What is cynicism about?

  • Detesting those who enjoy making more money than you
  • Detesting those who bitch about you making more money than them
  • Distinguishing between reality and society's reality (fantasy)
  • Bitching about reality
  • Hating Barney
  • Despising Parades
  • Realizing that having a site that boasts a Cynical Genius yet is full of ads and plugs for shitty products is the greatest irony to date.

How can you be a cynic?

  • Learn to laugh in the face of everything, except stuff that people consider funny. For such occasions, it is best to keep a straight face. (not so much cynical as it is asshole-ish)
  • Become familiar with profanity. It's not necessary and some may contend that it takes detracts from the image others have of you. Who the fuck cares what others think? Your not here for the aesthetic appeasement of others.
  • Learn how to bitch about real things. Not your hair. Not your nails. Not whether or not someone likes you. Not about your plans being cancelled. That is all bullshit and NO ONE gives a fuck about the drama in your life. The problem is that almost no one gives a damn about what really goes on so you must point it all out. People are dying in Rwanda and OUR govenrnment is doing nothing of importance. Why? How many rich Rwandans do you know of. It's all about the money, baby!
  • Find anyone who is happy... figure out why they are happy, find the smallest flaw in that, and run with it, until you have ruined their whole life. Beware that messing with the religiously fulfilled can either backfire or not work at all. For the most part, they refuse all that you say and just keep on smiling. DO NOT KILL THEM! That is exactly what they want. One step closer is one step away.*
  • With the exception of the religious fulfillment part (if you are religiously fulfilled, then what the hell are you doing here?), the proceding applies to you also. If you can't be miserable, how can you exert that towards others.
  • Perhaps the most crucial part to being cynical is to complain about the media, the antichrist of society. The media is ruining your life and you must tell the world about it, but watch about 4 hrs of TV everyday and listen to your radio in the car while complaining (which explains Rush Limbaugh's success).
  • Everyone needs a mission, of sorts. Yours is to hate something. You can find that thing anywhere. Most of us here at SDM hate the media. When you find your thing, develop that hate with a passion, by bombarding yourself with it, and then complain about it incessantly.
  • Never boast of your achievement, but accept every insult you incur as a compliment. This is the final "pisser." If this gets to them (after awhile people learn to accept this as your nature), then your mission is complete. But you MUST NOT boast. It only ruins the mood, and your effectiveness is gone.
  • Some may see this as an insult, but you've become a social bitcher. A regular bitch is the insult. It means your trivial or a pain in the ass to just about anybody. A social bitch hase become en vogue. Somehow, they make the best comics. Of course, those are the only ones who can sell out, and in most cases, they do.
  • You tell the truth and that means you are now a cynic.
  • After everyone, and we do mean everyone, is unhappy, then you have committed CYN.

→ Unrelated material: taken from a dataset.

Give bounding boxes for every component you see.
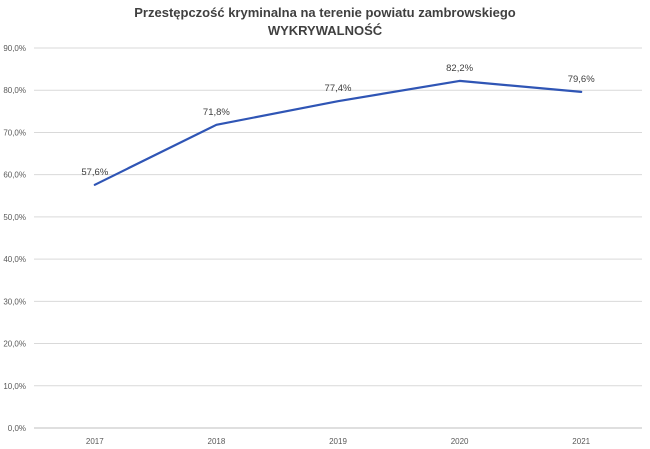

With that you are now ready to go into the world and piss off everybody. Do it well, and when they ask where you got these ideas from blame it on the subliminal messages you "derived" from watching reruns of Entertainment Tonight that your mother taped because of her obsession with John Tesh. If they believe this, you can pump them full of anti media sentiment. After all John Tesh is the Charles Barkley of the media. Sucks at music. Sucks at broadcasting. Sucks at acting. Sucks at motivational speaking. Neither understands criticism when you give it. All in all, they are both savants. Tesh can blind people with that damn smile. Barkley can play ball.

*When you come into contact with the religiously fulfilled, their line of defense if prayer, prayer, and tea. The tea almost never comes into play, but the prayer is only dangerous if they do this to your face. If this happens, you have two options. 1) Dump the tea on their head. Unfortunately, this is a hinderance, not a deterrent. 2) Get the hell out of there! That would be logical, wouldn't it?